Serve friendly error page when Fly.io proxy upstreams are unreachable (#133)

## Summary
- Adds a branded 503 error page served when upstreams are unreachable (indri offline, Tailscale tunnel down, emergency shutoff, etc.)
- Stale cache is still served first when available (`proxy_cache_use_stale` takes priority)
- Test endpoint at `docs.eblu.me/_error` to preview the page without killing upstreams
- `proxy_intercept_errors on` also catches error responses returned by the upstream itself

## Files Changed
- `fly/error.html` — Self-contained error page (dark theme, links to BlumeOps repo)
- `fly/nginx.conf` — `error_page`, `internal` location, `/_error` test location, `proxy_intercept_errors`
- `fly/Dockerfile` — COPY error.html into image

## Test Plan
- [ ] Deploy to Fly.io
- [ ] Visit `docs.eblu.me/_error` to verify the page renders
- [ ] Optionally stop indri/Tailscale to confirm the page shows on real 502/503/504

Reviewed-on: https://forge.ops.eblu.me/eblume/blumeops/pulls/133

fly/Dockerfile

@@ -17,6 +17,7 @@ COPY --from=docker.io/grafana/alloy:v1.5.1 \
 RUN mkdir -p /var/log/nginx /etc/alloy /tmp/alloy-data
 
 COPY nginx.conf /etc/nginx/nginx.conf
+COPY error.html /usr/share/nginx/html/error.html
 COPY alloy.river /etc/alloy/config.alloy
 COPY start.sh /start.sh
 RUN chmod +x /start.sh

fly/error.html

@@ -0,0 +1,68 @@
+<!DOCTYPE html>
+<html lang="en">
+<head>
+<meta charset="utf-8">
+<meta name="viewport" content="width=device-width, initial-scale=1">
+<title>Service Unavailable</title>
+<style>
+  * { margin: 0; padding: 0; box-sizing: border-box; }
+  body {
+    font-family: -apple-system, BlinkMacSystemFont, "Segoe UI", Roboto, sans-serif;
+    background: #0f172a;
+    color: #e2e8f0;
+    display: flex;
+    align-items: center;
+    justify-content: center;
+    min-height: 100vh;
+    padding: 2rem;
+  }
+  .container {
+    max-width: 480px;
+    text-align: center;
+  }
+  .status {
+    font-size: 4rem;
+    font-weight: 700;
+    color: #f97316;
+    line-height: 1;
+    margin-bottom: 1rem;
+  }
+  h1 {
+    font-size: 1.5rem;
+    font-weight: 600;
+    margin-bottom: 1rem;
+  }
+  p {
+    color: #94a3b8;
+    line-height: 1.6;
+    margin-bottom: 0.75rem;
+  }
+  .hint {
+    margin-top: 2rem;
+    padding: 1rem;
+    background: #1e293b;
+    border-radius: 8px;
+    font-size: 0.875rem;
+    color: #64748b;
+  }
+  .hint a {
+    color: #64748b;
+    text-decoration: underline;
+    text-decoration-color: #475569;
+  }
+  .hint a:hover {
+    color: #94a3b8;
+  }
+</style>
+</head>
+<body>
+<div class="container">
+  <div class="status">503</div>
+  <h1>Service Unavailable</h1>
+  <p>The upstream server is not reachable right now.
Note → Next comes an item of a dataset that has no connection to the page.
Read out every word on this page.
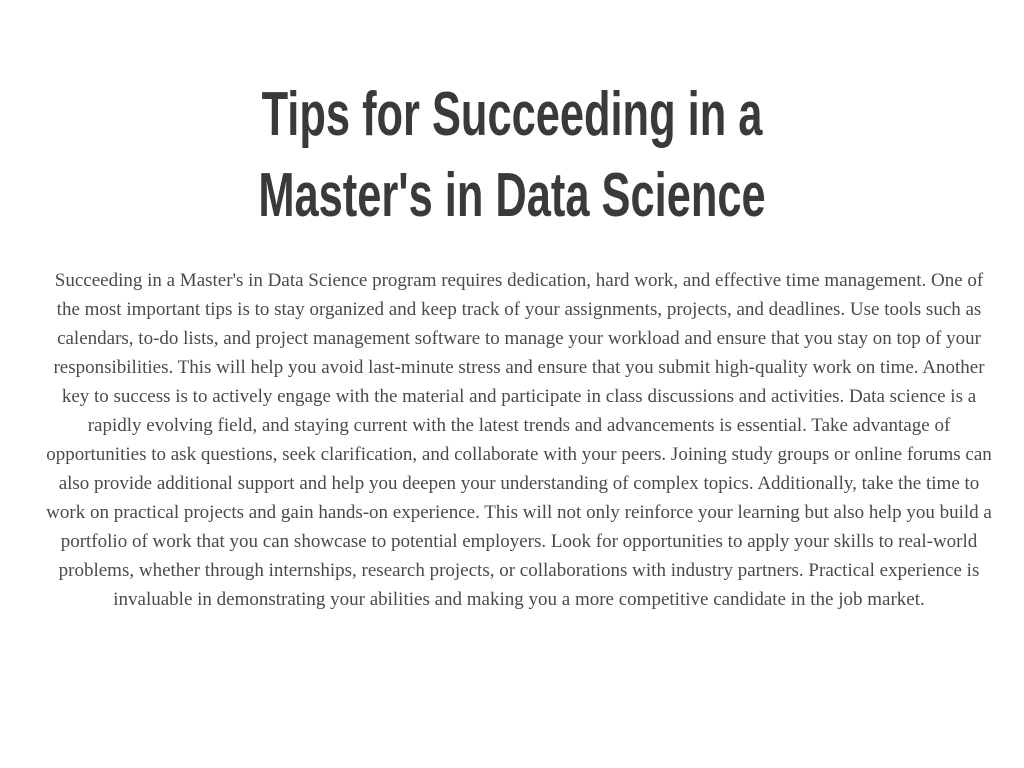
Tips for Succeeding in a
Master's in Data Science

Succeeding in a Master's in Data Science program requires dedication, hard work, and effective time management. One of the most important tips is to stay organized and keep track of your assignments, projects, and deadlines. Use tools such as calendars, to-do lists, and project management software to manage your workload and ensure that you stay on top of your responsibilities. This will help you avoid last-minute stress and ensure that you submit high-quality work on time. Another key to success is to actively engage with the material and participate in class discussions and activities. Data science is a rapidly evolving field, and staying current with the latest trends and advancements is essential. Take advantage of opportunities to ask questions, seek clarification, and collaborate with your peers. Joining study groups or online forums can also provide additional support and help you deepen your understanding of complex topics. Additionally, take the time to work on practical projects and gain hands-on experience. This will not only reinforce your learning but also help you build a portfolio of work that you can showcase to potential employers. Look for opportunities to apply your skills to real-world problems, whether through internships, research projects, or collaborations with industry partners. Practical experience is invaluable in demonstrating your abilities and making you a more competitive candidate in the job market.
This usually means
+     the backend is offline for maintenance or the network tunnel is down.</p>
+  <p>Services should recover automatically. Please try again shortly.</p>
+  <div class="hint"><a href="https://github.com/eblume/blumeops">BlumeOps</a> &mdash; eblu.me</div>
+</div>
+</body>
+</html>

fly/nginx.conf

@@ -46,11 +46,25 @@ http {
 
         limit_req zone=general burst=20 nodelay;
 
+        # Serve a friendly error page when upstreams are unreachable
+        # (indri offline, Tailscale tunnel down, emergency shutoff, etc.)
+        # proxy_cache_use_stale still takes priority when cached content exists.
+        error_page 502 503 504 /error.html;
+        location = /error.html {
+            root /usr/share/nginx/html;
+            internal;
+        }
+        location = /_error {
+            root /usr/share/nginx/html;
+            try_files /error.html =404;
+        }
+
         location / {
             set $upstream_docs https://docs.tail8d86e.ts.net;
             proxy_pass $upstream_docs$request_uri;
             proxy_ssl_verify off;
             proxy_ssl_server_name on;
+            proxy_intercept_errors on;
 
             # Cache aggressively — static site only.
             # Do NOT use these settings for dynamic services.